The disputes arose from four main issues. The first issue pertained to the calculation of the bonus table, with the management arguing that there were settlements on various dates between the management and the Unions of workmen, and in view of those settlements, it was not open to the workmen to reopen the matter. The third and fourth issues revolved around the legality and justification of a strike at the Delhi Cloth Mills and a sit-down strike at the Swatantra Bharat Mills. The management contended that the issues were framed on the basis that there were strikes at the two units, and the only questions referred to the Tribunal for decision related to the legality of and justification for, the said strikes.

Issues

The Industrial Tribunal was tasked with determining whether the strikes at the two units and a lock-out declared by the management were justified and legal. It was also to decide whether the calculation of the bonus table was fair and reasonable. The Tribunal had to examine these issues on the basis that there was a strike at the Delhi Cloth Mills and a sit-down strike at the Swatantra Bharat Mills, and that there was a lock-out declared with regard to the former as stated in the order of reference.

Court’s Observations

The Court held that the Industrial Tribunal must confine its adjudication to the points of dispute referred and matters incidental thereto.
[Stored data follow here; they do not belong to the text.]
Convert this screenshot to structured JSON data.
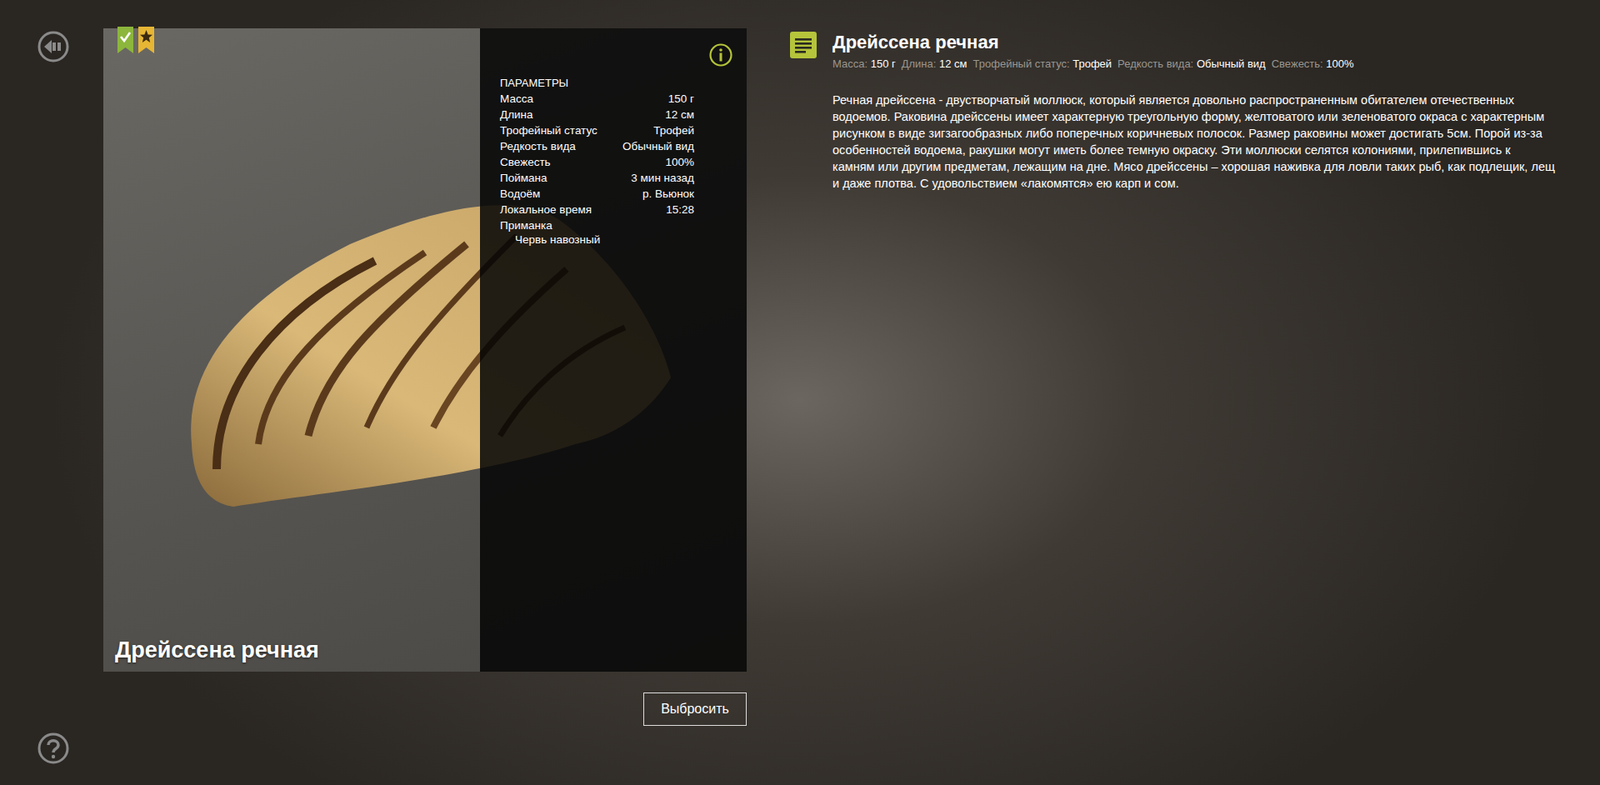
{
  "card": {
    "title": "Дрейссена речная",
    "params_title": "ПАРАМЕТРЫ",
    "params": [
      {
        "label": "Масса",
        "value": "150 г"
      },
      {
        "label": "Длина",
        "value": "12 см"
      },
      {
        "label": "Трофейный статус",
        "value": "Трофей"
      },
      {
        "label": "Редкость вида",
        "value": "Обычный вид"
      },
      {
        "label": "Свежесть",
        "value": "100%"
      },
      {
        "label": "Поймана",
        "value": "3 мин назад"
      },
      {
        "label": "Водоём",
        "value": "р. Вьюнок"
      },
      {
        "label": "Локальное время",
        "value": "15:28"
      }
    ],
    "bait": {
      "label": "Приманка",
      "items": [
        "Червь навозный"
      ]
    }
  },
  "discard_button": "Выбросить",
  "info": {
    "title": "Дрейссена речная",
    "stats": [
      {
        "label": "Масса:",
        "value": "150 г"
      },
      {
        "label": "Длина:",
        "value": "12 см"
      },
      {
        "label": "Трофейный статус:",
        "value": "Трофей"
      },
      {
        "label": "Редкость вида:",
        "value": "Обычный вид"
      },
      {
        "label": "Свежесть:",
        "value": "100%"
      }
    ],
    "description": "Речная дрейссена - двустворчатый моллюск, который является довольно распространенным обитателем отечественных водоемов. Раковина дрейссены имеет характерную треугольную форму, желтоватого или зеленоватого окраса с характерным рисунком в виде зигзагообразных либо поперечных коричневых полосок. Размер раковины может достигать 5см. Порой из-за особенностей водоема, ракушки могут иметь более темную окраску. Эти моллюски селятся колониями, прилепившись к камням или другим предметам, лежащим на дне. Мясо дрейссены – хорошая наживка для ловли таких рыб, как подлещик, лещ и даже плотва. С удовольствием «лакомятся» ею карп и сом."
  }
}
It was not free to enlarge the scope of the dispute referred to it but must confine its attention to the points specifically mentioned and anything which is “incidental” thereto. Something “incidental to a dispute” means something happening as a result of or in connection with the dispute or associated with the dispute. The dispute is the fundamental thing while something incidental thereto is an adjunct to it. It cannot cut at the root of the main thing to which it is an adjunct.

The Court also held that the parties were not bound by any agreement with regard to the first issue and the Tribunal would have to take evidence to come to a finding on it. The basis of issues 3 and 4 was that there were strikes at the two units and a lock-out declared by the management at one. On the issues as framed, it would not be open to the workmen to question the existence of the strikes or to the Management to deny the declaration of a lock-out.

In conclusion, the Court upheld the jurisdiction of the Industrial Tribunal to decide on the legality and justification of the strikes and the lock-out, as well as the calculation of the bonus table. The Court emphasized the need for the Tribunal to confine its adjudication to the points of dispute referred and matters incidental thereto, and not to enlarge the scope of the dispute.